Of all the nasty, disgusting smears lobbied against Supreme Court Justice Brett Kavanaugh during his confirmation, the insinuations that because he was accused of sexual assault, he must be a pedophile, has got to be one of the dirtiest.
The Washington Post has now revived that smear.
The Post’s Ann E. Marimow wrote an article on Tuesday titled “Brett Kavanaugh worried that scandal would end his coaching days. Now the Supreme Court justice is back on the basketball court.” It’s a pretty bland article, and Marimow doesn’t make any insinuations about Kavanaugh in the title or text of the article. The sexual assault allegations against him are only mentioned twice – once leading to a quote from Kavanaugh lamenting the possibility that the uncorroborated smears against him would keep him from coaching his daughter’s basketball team and a second time to talk about team members sitting behind him during his first confirmation hearings.
But it’s where the Post placed Marimow’s article that is so insidious. The article was posted under the Post’s “Public Safety” tag. Other recent articles published under this same tag include one titled “Child hit by bus in Charles County” and another titled “Incident at Walter Reed was a drill, not an active shooter, Navy says.”
So yeah, a story about a man coaching his daughter’s basketball team fits right in.
The National Republican Senate Committee director of data and analytics, Logan Dobson, first noticed the placement of the article.
“tf is this tag, @washingtonpost,” he tweeted. He followed up that tweet with another showing the other articles recently tagged as “Public Safety.”
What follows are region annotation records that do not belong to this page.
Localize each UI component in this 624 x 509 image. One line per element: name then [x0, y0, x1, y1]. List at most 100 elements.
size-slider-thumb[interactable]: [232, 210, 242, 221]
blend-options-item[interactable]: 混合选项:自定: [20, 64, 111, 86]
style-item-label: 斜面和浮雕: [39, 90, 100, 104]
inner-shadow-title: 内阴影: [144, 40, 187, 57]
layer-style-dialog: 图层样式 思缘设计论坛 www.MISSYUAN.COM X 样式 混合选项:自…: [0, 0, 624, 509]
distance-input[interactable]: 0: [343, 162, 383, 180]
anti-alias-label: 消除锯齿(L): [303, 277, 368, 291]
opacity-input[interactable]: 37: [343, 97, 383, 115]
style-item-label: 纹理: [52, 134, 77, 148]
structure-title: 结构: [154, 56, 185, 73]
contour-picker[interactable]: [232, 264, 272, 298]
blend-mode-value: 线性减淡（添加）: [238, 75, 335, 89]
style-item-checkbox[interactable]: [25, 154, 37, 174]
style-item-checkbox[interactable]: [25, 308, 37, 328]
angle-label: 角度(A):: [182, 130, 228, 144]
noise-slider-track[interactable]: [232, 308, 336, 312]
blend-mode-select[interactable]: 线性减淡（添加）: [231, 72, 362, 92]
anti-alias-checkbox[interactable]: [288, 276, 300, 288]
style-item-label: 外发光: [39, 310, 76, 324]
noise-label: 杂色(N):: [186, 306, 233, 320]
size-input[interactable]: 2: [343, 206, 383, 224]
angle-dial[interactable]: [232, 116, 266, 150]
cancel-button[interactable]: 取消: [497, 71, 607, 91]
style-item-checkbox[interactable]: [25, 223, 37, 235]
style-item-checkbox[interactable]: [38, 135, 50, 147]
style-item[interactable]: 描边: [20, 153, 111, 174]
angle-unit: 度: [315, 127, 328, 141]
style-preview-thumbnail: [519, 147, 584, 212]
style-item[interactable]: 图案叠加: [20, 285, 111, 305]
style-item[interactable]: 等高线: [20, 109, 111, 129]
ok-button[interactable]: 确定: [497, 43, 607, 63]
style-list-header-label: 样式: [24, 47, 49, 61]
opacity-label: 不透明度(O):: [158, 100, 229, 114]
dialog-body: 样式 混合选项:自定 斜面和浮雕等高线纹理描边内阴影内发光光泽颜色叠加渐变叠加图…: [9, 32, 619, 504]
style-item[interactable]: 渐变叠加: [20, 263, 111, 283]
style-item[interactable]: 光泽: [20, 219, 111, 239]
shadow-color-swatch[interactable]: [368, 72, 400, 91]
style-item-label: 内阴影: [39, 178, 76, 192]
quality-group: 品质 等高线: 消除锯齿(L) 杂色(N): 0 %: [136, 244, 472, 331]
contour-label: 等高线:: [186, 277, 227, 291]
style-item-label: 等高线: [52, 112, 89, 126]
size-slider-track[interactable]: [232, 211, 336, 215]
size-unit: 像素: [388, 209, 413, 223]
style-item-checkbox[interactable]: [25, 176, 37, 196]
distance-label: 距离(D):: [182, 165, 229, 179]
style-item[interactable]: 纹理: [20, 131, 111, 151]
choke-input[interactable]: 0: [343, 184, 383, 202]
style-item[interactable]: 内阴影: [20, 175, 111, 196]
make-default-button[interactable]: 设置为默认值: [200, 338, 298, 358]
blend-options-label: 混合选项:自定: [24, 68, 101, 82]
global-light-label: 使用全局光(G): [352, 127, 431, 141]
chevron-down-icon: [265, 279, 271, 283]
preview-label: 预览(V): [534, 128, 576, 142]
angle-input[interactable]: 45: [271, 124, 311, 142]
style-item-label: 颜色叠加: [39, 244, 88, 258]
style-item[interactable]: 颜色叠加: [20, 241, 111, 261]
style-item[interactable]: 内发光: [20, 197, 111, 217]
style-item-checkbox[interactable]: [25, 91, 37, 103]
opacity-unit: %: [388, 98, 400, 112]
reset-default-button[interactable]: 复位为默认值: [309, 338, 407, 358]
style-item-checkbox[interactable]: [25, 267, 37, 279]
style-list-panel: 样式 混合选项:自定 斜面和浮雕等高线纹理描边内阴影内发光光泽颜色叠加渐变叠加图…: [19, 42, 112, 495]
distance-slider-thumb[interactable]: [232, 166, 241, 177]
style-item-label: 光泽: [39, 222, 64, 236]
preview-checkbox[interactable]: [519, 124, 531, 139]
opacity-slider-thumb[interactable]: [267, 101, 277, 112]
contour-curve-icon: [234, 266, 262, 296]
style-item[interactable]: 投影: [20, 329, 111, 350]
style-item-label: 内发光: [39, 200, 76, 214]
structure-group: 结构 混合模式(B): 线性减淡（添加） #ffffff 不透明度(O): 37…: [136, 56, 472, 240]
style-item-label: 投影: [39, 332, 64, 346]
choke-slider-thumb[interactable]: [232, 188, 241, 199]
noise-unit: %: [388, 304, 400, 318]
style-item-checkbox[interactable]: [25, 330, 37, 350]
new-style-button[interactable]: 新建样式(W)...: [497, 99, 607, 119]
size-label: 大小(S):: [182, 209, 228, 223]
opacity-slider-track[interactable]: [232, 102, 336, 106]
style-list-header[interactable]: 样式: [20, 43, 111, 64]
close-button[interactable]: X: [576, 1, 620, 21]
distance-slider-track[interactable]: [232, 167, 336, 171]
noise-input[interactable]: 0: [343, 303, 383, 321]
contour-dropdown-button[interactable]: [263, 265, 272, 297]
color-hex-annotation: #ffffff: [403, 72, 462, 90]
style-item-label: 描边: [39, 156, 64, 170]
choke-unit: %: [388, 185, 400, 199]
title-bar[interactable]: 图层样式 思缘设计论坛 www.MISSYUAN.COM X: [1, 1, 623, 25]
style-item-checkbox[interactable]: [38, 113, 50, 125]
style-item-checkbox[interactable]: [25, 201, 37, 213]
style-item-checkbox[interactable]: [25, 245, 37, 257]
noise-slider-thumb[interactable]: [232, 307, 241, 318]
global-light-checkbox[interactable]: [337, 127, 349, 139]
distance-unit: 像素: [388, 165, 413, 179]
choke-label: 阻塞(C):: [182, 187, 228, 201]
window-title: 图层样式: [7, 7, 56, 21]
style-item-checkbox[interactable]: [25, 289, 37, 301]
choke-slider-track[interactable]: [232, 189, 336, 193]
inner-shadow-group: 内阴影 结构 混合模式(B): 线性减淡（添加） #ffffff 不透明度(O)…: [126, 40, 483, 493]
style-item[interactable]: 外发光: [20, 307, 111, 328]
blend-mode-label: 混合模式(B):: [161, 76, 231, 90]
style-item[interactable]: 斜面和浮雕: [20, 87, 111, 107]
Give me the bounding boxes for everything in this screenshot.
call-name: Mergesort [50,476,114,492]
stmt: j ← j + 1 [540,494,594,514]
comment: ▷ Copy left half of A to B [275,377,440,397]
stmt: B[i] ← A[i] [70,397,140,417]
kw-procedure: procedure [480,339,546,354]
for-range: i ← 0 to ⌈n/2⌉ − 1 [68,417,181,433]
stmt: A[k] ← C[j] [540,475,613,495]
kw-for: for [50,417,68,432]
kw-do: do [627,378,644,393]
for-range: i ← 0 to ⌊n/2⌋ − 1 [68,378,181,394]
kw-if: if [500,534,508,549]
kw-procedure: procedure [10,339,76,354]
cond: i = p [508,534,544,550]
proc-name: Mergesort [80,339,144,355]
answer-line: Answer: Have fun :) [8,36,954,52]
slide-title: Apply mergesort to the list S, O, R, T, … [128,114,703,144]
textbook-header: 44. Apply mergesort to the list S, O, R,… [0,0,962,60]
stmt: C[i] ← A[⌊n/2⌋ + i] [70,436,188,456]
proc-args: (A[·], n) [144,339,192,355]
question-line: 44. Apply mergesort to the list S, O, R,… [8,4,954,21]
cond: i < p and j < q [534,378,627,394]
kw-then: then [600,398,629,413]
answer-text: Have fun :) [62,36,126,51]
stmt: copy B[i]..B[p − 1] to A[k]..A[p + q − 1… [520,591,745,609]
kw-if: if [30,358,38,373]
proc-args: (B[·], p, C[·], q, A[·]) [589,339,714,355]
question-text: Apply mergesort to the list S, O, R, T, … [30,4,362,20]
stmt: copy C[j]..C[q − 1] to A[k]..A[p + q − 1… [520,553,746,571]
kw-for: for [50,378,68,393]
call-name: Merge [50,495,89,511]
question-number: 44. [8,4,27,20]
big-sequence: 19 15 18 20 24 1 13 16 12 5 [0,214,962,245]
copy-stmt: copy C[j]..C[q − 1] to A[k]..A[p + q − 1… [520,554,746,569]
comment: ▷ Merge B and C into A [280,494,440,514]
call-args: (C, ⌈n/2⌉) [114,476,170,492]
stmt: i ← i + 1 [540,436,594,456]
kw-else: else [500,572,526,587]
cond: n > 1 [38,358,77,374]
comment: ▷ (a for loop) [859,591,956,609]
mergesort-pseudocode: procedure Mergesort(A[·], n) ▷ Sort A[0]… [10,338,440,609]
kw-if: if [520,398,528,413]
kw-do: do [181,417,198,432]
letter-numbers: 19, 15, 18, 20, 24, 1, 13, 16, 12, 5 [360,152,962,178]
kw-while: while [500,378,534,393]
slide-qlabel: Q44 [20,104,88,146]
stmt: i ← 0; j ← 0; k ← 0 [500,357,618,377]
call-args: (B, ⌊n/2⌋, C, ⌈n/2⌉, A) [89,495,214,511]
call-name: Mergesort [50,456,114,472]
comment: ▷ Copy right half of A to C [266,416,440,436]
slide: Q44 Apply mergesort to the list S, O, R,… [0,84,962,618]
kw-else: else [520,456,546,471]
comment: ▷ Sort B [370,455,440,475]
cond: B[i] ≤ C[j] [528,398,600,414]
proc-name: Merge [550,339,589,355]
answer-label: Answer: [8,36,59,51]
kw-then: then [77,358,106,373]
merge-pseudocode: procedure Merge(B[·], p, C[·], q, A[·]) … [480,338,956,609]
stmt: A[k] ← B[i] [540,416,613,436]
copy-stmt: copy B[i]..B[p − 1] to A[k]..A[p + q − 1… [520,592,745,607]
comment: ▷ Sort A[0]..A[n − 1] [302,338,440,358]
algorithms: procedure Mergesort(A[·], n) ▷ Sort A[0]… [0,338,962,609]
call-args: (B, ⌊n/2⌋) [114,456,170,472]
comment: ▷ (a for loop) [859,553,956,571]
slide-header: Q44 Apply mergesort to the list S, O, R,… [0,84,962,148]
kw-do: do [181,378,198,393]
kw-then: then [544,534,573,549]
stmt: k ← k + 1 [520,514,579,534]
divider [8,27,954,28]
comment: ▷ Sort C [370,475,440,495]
There is no “public safety” threat over Kavanaugh coaching his daughter’s team. It’s hard to square the tag even if you’re considering the security detail that comes with a member of the Supreme Court, especially one who was deemed guilty by angry activists and a media who hated him before he was accused of anything inappropriate.
It should also be noted that no evidence exists to corroborate any claims made against him. In fact, more evidence exists that he never sexually assaulted anyone. Several accusers have been referred for criminal investigation for lying, while the alleged witnesses identified by other accusers have said they don’t remember Kavanaugh ever doing the things of which he was accused.
This is not the first time the media has made insinuations against the judge over his coaching duties. In September, a USA Today Columnist claimed Kavanaugh was a ”credibly accused sex offender” (he is not) and should not coach young girls on the basketball court, heavily implying that Kavanaugh is a pedophile. USA Today heavily edited the article to remove those insinuations, and attached an editor’s note that read:
“Supreme Court nominee Judge Brett Kavanaugh has told members of the Senate Judiciary Committee he loves coaching his daughters' girls basketball teams, but said in testimony Thursday “thanks to what some of you on this side of the committee have unleashed, I may never be able to coach again.” The intent of this commentary was to address that question. The column was re-edited to more closely reflect that intent and labeled to reflect it as the writer’s opinion.”
The paper never apologized for the original wording of the column.